Le confieso, señor Presidente, que pocas veces me había visto tan estresado, como en los últimos tiempos, cuando usted empezó a hablar de la reforma tributaria. Porque los rumores corrían, y siguen corriendo, de que usted tenía en mente meterse con la canasta familiar, de la cual yo formo parte indispensable, aunque ya no se pueda hablar de canasta, sino de canastilla.

Afortunadamente, usted salió a decir que todo eran calumnias de la oposición, y que jamás de los jamases por su cabeza le había pasado meterse con lo más sabroso de todo lo comible: el huevo. Que para usted el huevo es sagrado. Que una vida sin huevo no tiene sentido. Y que, por tanto, al huevo no lo iba a gravar. “Que lo graben con tatuajes, tal vez, pero no lo vamos a gravar con impuestos”, dicen que dijo usted.

Y ahí me entró la terronera, porque aseguran los politólogos que a usted, señor Presidente, hay que creerle lo contrario de lo que dice. Y citan ejemplos por montones. Que a Uribe le hizo pistola, que a los que hacen paros les promete y no les cumple, que al resultado del plebiscito se lo va a pasar por la faja.
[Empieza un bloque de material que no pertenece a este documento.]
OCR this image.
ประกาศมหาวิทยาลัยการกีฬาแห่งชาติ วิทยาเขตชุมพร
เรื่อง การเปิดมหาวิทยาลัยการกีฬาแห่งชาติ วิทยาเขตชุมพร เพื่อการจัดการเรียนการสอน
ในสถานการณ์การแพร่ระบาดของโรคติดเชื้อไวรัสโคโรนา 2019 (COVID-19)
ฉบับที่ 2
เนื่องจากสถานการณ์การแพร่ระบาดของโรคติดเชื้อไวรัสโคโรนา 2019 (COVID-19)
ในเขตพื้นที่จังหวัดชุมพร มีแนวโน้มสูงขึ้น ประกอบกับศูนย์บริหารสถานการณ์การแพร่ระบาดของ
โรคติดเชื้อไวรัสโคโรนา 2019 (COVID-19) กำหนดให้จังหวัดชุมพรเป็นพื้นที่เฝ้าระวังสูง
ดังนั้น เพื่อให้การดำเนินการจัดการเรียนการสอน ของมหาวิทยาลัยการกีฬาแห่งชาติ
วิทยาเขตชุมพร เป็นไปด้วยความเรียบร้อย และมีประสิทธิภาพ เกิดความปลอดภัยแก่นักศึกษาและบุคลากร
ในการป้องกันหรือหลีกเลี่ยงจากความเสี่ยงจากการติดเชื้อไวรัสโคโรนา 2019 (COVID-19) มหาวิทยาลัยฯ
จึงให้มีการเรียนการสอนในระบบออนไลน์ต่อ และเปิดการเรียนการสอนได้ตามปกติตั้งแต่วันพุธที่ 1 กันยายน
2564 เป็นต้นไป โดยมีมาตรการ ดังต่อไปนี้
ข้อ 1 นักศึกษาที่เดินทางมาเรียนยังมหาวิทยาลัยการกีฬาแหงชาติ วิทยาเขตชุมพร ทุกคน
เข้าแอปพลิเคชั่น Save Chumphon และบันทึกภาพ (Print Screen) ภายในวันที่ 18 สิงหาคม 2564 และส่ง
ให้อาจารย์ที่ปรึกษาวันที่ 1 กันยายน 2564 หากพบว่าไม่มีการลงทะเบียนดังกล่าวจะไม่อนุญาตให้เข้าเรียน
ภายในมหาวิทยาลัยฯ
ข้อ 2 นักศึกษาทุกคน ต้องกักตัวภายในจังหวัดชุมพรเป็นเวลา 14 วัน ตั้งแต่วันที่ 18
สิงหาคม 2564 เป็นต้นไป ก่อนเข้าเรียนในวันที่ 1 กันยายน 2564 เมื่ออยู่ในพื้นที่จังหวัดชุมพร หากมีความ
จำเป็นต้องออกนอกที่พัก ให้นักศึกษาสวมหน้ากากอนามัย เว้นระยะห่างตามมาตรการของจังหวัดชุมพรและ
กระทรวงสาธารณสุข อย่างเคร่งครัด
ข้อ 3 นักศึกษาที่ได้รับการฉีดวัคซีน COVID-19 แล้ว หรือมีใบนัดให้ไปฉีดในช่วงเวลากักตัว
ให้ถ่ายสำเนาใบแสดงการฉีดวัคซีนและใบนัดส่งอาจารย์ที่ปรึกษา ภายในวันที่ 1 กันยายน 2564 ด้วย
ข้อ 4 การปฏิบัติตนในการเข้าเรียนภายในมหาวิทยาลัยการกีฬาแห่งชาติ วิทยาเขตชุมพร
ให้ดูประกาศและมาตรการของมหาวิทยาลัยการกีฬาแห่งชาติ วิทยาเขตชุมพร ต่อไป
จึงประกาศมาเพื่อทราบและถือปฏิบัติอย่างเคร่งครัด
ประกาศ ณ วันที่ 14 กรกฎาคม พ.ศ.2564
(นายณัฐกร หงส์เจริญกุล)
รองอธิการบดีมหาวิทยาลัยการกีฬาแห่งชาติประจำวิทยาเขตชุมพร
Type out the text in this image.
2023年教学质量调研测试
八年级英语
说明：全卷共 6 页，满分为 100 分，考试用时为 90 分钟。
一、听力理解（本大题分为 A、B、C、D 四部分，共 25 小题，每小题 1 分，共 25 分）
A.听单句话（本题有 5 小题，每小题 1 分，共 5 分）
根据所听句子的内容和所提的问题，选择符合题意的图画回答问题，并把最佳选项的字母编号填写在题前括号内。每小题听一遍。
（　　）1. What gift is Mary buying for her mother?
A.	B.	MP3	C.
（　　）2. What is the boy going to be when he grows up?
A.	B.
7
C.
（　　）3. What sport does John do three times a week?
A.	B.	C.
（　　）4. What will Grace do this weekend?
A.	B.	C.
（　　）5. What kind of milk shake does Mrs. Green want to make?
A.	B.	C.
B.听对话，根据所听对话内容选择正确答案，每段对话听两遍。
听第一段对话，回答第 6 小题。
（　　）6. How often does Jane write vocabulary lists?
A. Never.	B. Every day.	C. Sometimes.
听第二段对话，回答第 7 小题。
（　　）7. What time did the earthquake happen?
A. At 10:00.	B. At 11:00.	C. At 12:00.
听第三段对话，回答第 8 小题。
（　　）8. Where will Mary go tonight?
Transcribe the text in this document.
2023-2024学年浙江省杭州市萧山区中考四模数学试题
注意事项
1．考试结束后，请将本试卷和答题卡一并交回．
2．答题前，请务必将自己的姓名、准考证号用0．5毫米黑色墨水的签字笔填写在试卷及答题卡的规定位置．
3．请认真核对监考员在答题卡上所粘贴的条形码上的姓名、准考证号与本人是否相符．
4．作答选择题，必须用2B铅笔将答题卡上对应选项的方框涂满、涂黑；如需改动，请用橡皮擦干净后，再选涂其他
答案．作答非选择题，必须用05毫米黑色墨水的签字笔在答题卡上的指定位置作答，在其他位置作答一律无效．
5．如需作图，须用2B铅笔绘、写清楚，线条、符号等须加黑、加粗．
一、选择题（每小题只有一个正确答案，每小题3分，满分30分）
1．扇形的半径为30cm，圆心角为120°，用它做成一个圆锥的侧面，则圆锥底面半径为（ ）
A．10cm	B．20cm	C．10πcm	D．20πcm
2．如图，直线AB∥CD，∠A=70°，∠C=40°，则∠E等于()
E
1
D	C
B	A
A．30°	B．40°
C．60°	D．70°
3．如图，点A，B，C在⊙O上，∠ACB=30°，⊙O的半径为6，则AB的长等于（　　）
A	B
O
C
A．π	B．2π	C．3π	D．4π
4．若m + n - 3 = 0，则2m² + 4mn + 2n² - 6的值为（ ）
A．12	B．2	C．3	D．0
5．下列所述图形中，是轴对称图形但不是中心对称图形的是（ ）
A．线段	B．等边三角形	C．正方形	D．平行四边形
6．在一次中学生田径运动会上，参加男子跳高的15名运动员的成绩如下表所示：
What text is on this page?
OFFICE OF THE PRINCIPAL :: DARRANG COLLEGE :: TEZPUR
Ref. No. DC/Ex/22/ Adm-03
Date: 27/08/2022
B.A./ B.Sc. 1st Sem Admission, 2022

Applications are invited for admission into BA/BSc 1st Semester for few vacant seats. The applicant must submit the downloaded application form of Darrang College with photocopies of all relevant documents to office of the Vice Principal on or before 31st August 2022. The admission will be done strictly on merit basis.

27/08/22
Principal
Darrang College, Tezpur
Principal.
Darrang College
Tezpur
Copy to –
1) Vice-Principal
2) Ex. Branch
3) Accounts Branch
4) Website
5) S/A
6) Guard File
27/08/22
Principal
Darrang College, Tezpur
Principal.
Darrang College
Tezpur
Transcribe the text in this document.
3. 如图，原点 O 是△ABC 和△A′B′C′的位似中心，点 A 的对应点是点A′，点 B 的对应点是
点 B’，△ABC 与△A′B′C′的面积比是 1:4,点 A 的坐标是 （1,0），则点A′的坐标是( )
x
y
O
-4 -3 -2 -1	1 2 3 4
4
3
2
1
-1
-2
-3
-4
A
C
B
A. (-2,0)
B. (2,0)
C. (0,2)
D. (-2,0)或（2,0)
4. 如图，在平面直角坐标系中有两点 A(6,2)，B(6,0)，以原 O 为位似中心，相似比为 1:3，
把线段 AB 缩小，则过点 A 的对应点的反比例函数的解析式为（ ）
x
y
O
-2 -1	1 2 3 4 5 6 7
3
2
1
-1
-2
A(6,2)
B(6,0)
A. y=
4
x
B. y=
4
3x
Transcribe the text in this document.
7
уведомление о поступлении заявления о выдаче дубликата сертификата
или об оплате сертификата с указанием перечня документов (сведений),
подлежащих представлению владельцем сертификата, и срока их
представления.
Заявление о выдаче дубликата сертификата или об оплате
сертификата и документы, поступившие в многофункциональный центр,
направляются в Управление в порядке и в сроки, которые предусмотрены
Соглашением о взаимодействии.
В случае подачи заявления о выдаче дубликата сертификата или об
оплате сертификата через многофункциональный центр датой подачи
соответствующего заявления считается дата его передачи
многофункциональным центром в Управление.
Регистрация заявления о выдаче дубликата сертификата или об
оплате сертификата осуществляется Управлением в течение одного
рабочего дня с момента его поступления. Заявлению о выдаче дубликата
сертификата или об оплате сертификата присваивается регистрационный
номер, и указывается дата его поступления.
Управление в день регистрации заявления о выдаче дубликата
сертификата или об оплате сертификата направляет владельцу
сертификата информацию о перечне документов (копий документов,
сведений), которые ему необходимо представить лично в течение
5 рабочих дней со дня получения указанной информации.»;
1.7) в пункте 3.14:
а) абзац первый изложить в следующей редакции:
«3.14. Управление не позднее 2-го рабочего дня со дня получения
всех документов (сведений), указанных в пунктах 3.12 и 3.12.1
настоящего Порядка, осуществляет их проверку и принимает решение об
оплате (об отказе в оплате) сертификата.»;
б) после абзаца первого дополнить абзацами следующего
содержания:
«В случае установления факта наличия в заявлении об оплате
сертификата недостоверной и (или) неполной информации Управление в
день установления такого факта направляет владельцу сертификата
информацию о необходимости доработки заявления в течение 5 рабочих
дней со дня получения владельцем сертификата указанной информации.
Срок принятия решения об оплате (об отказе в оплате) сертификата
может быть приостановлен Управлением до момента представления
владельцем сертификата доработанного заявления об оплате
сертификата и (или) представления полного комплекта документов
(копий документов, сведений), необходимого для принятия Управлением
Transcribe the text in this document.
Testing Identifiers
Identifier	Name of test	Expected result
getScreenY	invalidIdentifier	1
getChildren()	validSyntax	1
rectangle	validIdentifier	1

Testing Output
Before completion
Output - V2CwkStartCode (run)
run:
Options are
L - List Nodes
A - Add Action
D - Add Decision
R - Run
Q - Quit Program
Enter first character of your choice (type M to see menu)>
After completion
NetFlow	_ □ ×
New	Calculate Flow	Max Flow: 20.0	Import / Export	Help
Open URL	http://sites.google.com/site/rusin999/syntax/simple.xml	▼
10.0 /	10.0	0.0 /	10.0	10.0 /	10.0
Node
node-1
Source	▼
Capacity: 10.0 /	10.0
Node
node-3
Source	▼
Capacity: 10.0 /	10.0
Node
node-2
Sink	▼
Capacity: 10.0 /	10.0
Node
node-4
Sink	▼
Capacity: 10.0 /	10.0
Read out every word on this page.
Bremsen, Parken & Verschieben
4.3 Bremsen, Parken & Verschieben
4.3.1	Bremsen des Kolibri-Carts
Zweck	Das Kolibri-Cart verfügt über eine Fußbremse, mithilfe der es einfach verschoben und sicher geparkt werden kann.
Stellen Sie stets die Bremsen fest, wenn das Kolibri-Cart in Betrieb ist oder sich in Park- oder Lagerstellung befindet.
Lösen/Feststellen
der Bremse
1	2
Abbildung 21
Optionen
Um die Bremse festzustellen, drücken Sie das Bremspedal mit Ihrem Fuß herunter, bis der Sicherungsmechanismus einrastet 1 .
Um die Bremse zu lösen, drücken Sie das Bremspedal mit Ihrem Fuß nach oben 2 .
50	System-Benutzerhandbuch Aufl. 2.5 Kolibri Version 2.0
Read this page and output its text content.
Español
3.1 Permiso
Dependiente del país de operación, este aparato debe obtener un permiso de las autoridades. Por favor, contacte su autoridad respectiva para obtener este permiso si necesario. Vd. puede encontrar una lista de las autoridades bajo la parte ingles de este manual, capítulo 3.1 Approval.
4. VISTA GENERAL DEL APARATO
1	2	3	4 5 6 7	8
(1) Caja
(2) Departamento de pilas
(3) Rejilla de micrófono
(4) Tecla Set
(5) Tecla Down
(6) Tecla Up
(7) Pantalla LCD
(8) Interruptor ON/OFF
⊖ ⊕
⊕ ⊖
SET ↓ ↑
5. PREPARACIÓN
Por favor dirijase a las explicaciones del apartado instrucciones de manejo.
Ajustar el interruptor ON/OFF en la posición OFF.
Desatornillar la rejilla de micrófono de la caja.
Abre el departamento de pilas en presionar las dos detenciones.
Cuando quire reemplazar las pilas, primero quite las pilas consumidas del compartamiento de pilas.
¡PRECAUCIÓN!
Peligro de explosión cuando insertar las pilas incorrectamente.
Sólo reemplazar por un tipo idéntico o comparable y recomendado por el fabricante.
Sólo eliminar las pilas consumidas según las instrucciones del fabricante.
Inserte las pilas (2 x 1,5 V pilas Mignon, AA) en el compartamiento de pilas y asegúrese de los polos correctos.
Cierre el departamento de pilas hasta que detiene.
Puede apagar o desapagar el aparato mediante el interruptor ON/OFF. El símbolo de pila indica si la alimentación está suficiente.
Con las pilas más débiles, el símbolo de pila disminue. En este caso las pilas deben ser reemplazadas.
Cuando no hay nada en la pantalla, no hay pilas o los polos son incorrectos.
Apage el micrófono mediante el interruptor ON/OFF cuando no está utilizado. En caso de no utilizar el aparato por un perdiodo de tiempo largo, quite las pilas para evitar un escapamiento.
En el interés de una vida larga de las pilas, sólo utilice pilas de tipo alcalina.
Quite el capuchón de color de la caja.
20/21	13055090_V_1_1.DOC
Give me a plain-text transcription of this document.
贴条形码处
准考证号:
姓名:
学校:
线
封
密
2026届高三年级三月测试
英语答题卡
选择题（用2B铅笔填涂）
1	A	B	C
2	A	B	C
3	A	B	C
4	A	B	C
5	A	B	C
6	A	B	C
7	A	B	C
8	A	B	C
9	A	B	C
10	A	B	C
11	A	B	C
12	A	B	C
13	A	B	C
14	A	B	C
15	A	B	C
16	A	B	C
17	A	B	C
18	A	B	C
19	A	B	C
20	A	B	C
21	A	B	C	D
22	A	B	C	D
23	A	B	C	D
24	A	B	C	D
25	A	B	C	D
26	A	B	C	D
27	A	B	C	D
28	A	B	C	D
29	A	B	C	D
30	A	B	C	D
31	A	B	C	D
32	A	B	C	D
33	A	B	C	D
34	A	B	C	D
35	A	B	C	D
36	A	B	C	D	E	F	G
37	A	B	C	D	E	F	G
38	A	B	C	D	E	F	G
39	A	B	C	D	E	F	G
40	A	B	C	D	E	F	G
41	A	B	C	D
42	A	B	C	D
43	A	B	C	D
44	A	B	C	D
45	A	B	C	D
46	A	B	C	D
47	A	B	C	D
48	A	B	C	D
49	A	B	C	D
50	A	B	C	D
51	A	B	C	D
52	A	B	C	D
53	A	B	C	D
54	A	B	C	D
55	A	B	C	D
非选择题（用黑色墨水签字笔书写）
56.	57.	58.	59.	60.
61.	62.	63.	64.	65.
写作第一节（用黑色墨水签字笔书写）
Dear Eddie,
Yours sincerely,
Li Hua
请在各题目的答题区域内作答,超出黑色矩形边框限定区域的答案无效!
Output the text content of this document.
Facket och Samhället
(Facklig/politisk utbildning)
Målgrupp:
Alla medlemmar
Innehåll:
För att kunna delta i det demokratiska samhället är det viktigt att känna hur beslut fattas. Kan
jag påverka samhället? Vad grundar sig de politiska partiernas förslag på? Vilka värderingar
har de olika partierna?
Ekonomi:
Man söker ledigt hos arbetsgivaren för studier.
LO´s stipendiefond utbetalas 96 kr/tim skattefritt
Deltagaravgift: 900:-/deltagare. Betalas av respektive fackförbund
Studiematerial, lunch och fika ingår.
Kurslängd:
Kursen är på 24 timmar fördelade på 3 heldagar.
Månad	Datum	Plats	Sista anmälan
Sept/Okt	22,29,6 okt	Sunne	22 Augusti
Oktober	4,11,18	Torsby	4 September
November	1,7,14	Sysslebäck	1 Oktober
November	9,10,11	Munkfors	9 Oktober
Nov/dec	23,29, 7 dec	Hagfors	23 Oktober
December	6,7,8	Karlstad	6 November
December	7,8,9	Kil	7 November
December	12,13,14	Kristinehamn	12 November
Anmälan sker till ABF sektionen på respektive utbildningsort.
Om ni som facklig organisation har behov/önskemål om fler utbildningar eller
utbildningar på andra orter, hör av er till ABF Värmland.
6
Es tanto lo que dicen de usted, que creo que hasta la viejita aquella que lo rebautizó a usted como Juanpa, arrepentida y desengañada, ya cogió otros caminos.

Sin embargo, yo le voy a poner fe. Y conmigo, todos los huevos, que nos sentimos pordebajeados, mal tratados, indefensos, y en ocasiones, hasta sin ganas de levantarnos.

Hablo en nombre del pobre huevo, raso huevo, de clara, yema y cascarón, lleno de proteínas y de otras sustancias alimenticias, al que acude la señora para darle desayuno a su esposo antes de marchar al trabajo, y a sus hijos, antes de irse a la escuela.

Usted  sabe, o tal vez ni lo sepa, que no hay como una changua de huevo al desayuno. Pero si me cobran impuesto, la changua será algo de lujo o sólo una agua de sal con cebolla y cilantro. Sin huevo, ¡qué horror!

Usted sabe, si es que alguna vez viaja por tierra, que uno de los gustos del viajero es detenerse en las tiendas del camino a comer huevo cocido, duro, al que se le va quitando la cáscara, poco a poco, para irle echando sal.

Sabrá usted, tal vez, del huevo tibio, blandito, chorreando yema entre los labios, con arepa tostada entre las brasas.

¿Y qué decir del huevo perico, del huevo revuelto, y hasta del huevo crudo? Míresele por donde se le mire, el huevo no tiene pierde. Cómaselo como se lo quiera comer, el huevo siempre será el nunca bien ponderado alimento de pobres y ricos, de gobernantes y gobernados, de hombres y mujeres y ambiguos.

De modo, señor Presidente, que no me haga quedar mal. No sea que después resulte con el cuento de que tocó echar mano del huevo para sanar tanto déficit que nos dejó la mermelada y el pago en hotel de cinco estrellas, a los que sabemos.

Yo le pongo fe, pero no se meta conmigo. No se meta con  los huevos. Ni aunque el huevo sea chiquito, como el de codorniz. Ni aunque el huevo sea arrugado y blando, como el de tortuga. Ni grande como el huevo de avestruz.

No permita que el ministro de Hacienda se ensañe con nosotros. Ni en el Congreso, que le aprueban todo lo que usted les ordene. Hágase valer por el huevo, señor Presidente. Le prometo que si se porta bien con la canasta familiar, nosotros seremos los primeros en otorgarle a usted el collar del huevo. Con cáscara y todo. ¡Que merecido se lo tiene!